Crayola, a subsidiary of US-based Hallmark Cards, has accused Alex Toys of putting crayons bearing the word “Crayola” into its products.
In a lawsuit filed yesterday (November 4) at the US District Court for the Western District of Missouri, Crayola said it was claiming counterfeiting, trademark dilution and infringement, as well as unfair competition.
According to Crayola, Alex Toys “manufactures, distributes, offers for sale, and sells crayons branded as Crayola and Crayolas” across the US and beyond through various retail outlets and online.
The infringing products, said Crayola, include Alex’s Colossal Art Set, which includes 40 crayons, and its Crayons (100)—a hundred piece crayon bucket.
Crayola is seeking an injunction preventing Alex Toys from selling the goods as well as $2 million for “each counterfeit mark for each type of good and service” it has infringed.
It said its trademark, which it has licenced extensively, has been used since 1905 and it has sold more than 200 billion crayons bearing the word.
“Each crayon in the Colossal Art Set prominently bears the infringing trademark Crayola printed on the crayon wrapper,” the complaint said.
It added that the Crayon (100) bucket included the “plural version” of the Crayola trademark ‘Crayolas’.

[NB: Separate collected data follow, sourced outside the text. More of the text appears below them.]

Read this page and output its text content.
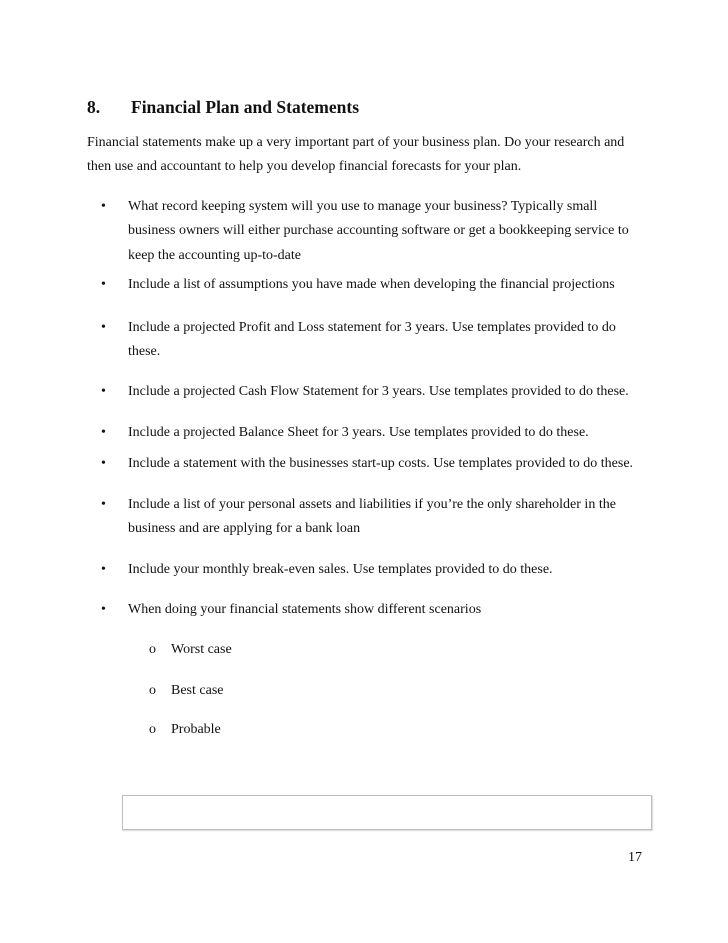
8. Financial Plan and Statements
Financial statements make up a very important part of your business plan. Do your research and
then use and accountant to help you develop financial forecasts for your plan.
• What record keeping system will you use to manage your business? Typically small
business owners will either purchase accounting software or get a bookkeeping service to
keep the accounting up-to-date
• Include a list of assumptions you have made when developing the financial projections
• Include a projected Profit and Loss statement for 3 years. Use templates provided to do
these.
• Include a projected Cash Flow Statement for 3 years. Use templates provided to do these.
• Include a projected Balance Sheet for 3 years. Use templates provided to do these.
• Include a statement with the businesses start-up costs. Use templates provided to do these.
• Include a list of your personal assets and liabilities if you’re the only shareholder in the
business and are applying for a bank loan
• Include your monthly break-even sales. Use templates provided to do these.
• When doing your financial statements show different scenarios
o Worst case
o Best case
o Probable
17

The complaint also alleged that Alex Toys had recently hired Crayola’s former general manager of sales, Darren Silverman, as its executive vice president of sales in an “apparent effort to improve the marketing” of its products.
It said: “Considering Silverman’s thorough understanding of Crayola’s marks and extensive experience in marketing Crayola products and further considering the nature of his current employment, defendant’s infringing use of the Crayola mark constitutes wilful infringement.”
Alex Toys did not respond immediately to a request for comment.